Rz. 73

Art. 912 code civil definiert die Pflichtteile als die den Pflichtteilsberechtigten frei von Belastungen vorbehaltenen Güter und Rechte (réserve légale, Pflichtteilsrechte). Freilich gilt dies seit der Reform 2006 nur noch sehr eingeschränkt: Der Pflichtteilsberechtigte kann auch dann, wenn er durch Geltendmachung der Herabsetzungsklage seine dingliche Beteiligung am Nachlass erreicht hat, vom testamentarisch bzw. durch Schenkung Begünstigten nur einen Ausgleich in Geld verlangen.[74] Der Pflichtteil darf nicht mit der Testamentsvollstreckung (Art. 1030 c.c.) oder der Nacherbfolge (Art. 1054 c.c.) belastet werden. Der pflichtteilsberechtigte befreite Vorerbe kann auch über die ihm zugewandten Gegenstände durch Schenkung oder Testament ohne Beschränkung verfügen, Art. 1059 c.c.[75] Voraussetzung für die Entstehung des Pflichtteilsrechts ist, dass der Betroffene zur gesetzlichen Erbfolge berufen wäre und dass er die Erbschaft angenommen hat. Der verbleibende Teil des Vermögens stellt den verfügbaren Nachlass (quotité disponible) dar, über den der Erblasser durch Schenkungen unter Lebenden und Vermächtnisse verfügen kann, Art. 912 Abs. 2 c.c.

 

Rz. 74

Pflichtteilsberechtigt sind die Abkömmlinge des Erblassers. Sind keine Abkömmlinge vorhanden, kam nach altem Recht ein Pflichtteil der Aszendenten in Betracht. Der Pflichtteil der Aszendenten ist durch die Streichung von Art. 914 c.c. im Rahmen der Erbrechtsreform 2006 beseitigt worden. Sie können, wenn der Erblasser keine Abkömmlinge hinterlässt, gem. Art. 738–2 Abs. 1 c.c. allenfalls die von ihnen dem Erblasser geschenkten Güter zurückverlangen (droit de retour).

 

Rz. 75

Die Reform von 2001 verschaffte dem Ehegatten – und das gilt in gleicher Weise für den Partner einer in Frankreich seit 2013 möglich gleichgeschlechtlichen Ehe – erstmalig ein Pflichtteil schon einmal für den Fall, dass der Erblasser weder Abkömmlinge noch Aszendenten hinterlassen hatte – also keine pflichtteilsberechtigten Verwandten – und der Ehegatte gem. Art. 757–2 c.c. gesetzlicher Alleinerbe wäre. Die Reform von 2006 gab den Vorrang der Aszendenten auf. Gem. Art. 914–1 c.c. hat der Ehegatte also nun ein Pflichtteil i.H.v. einem Viertel des Nachlasses, wenn der Erblasser keine Abkömmlinge hinterlässt und die Ehe nicht geschieden ist. Die bislang bestehenden weiteren Bedingungen, dass der überlebende Ehegatte vom Erblasser nicht schuldig von Tisch und Bett getrennt worden und der überlebende Ehegatte keine Klage auf Trennung oder Scheidung erhoben hat, sind durch das Reformgesetz 2006 gestrichen worden.

 

Rz. 76

Im Fall der einverständlichen Trennung von Tisch und Bett können die Eheleute gem. Art. 301 c.c. auch auf die Rechte aus Art. 756–757–3 cc. und aus Art. 764–766 c.c. verzichten.

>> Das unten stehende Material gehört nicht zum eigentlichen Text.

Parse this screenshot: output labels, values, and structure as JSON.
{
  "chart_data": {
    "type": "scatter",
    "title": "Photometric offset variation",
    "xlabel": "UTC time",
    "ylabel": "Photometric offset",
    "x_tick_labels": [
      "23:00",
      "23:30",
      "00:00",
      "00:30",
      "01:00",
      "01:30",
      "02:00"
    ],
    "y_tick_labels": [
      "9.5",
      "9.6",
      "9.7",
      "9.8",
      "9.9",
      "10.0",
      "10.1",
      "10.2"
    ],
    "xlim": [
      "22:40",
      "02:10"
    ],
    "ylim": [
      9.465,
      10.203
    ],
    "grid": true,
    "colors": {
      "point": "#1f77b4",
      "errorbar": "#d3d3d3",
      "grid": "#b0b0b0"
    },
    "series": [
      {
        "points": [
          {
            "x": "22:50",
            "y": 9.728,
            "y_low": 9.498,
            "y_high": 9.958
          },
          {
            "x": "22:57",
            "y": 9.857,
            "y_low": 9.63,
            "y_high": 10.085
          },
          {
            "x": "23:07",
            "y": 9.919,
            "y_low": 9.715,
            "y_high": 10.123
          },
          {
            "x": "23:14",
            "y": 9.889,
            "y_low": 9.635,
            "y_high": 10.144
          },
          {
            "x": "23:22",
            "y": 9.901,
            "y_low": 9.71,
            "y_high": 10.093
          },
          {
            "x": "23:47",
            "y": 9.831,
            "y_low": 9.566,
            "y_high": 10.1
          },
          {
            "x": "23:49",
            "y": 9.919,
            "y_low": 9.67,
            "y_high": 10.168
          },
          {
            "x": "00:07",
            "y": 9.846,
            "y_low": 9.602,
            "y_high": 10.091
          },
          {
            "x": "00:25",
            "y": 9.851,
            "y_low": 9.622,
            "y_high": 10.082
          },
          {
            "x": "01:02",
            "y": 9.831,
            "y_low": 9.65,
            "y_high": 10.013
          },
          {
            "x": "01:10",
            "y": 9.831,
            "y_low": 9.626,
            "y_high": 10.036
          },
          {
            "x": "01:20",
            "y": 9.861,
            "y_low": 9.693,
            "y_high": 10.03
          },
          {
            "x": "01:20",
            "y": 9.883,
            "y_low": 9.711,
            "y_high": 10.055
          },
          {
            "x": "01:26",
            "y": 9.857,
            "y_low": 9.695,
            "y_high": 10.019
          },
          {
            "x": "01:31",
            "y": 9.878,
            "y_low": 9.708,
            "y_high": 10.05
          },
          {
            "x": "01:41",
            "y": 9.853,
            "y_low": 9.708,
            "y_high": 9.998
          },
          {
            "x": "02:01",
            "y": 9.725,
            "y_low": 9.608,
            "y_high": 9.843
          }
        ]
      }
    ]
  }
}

[74] Die Rechtsnatur des Pflichtteils ist wohl weiterhin nicht ganz geklärt. Auch wenn der Pflichtteilsberechtigte nur Zahlung von Geld verlangen kann, wird er aber doch wohl als echter Miterbe am Nachlass beteiligt – so Gresser, in: Röthel, Reformfragen des Pflichtteilsrechts, 2007, S. 228; Merkle, Pflichtteilsverzicht, S. 108. Kritisch hierzu erste Stellungnahmen in der französischen Literatur. Grimaldi sieht hierin eine "Monetarisierung" des Pflichtteils. Die mit der Beteiligung am Familienvermögen wie Sachen, Häusern, Bildern oder Unternehmen verbundene menschliche Dimension des Noterbrechts werde aufgegeben, indem der Noterbe nur noch einen Scheck erhalte (Grimaldi, Présentation de la loi du 23 juin 2006 portant réforme des successions et des libéralités, Recueil Dalloz 2006, 2551, 2554).
[75] Zu den Verzichtsmöglichkeiten siehe Rdn 87.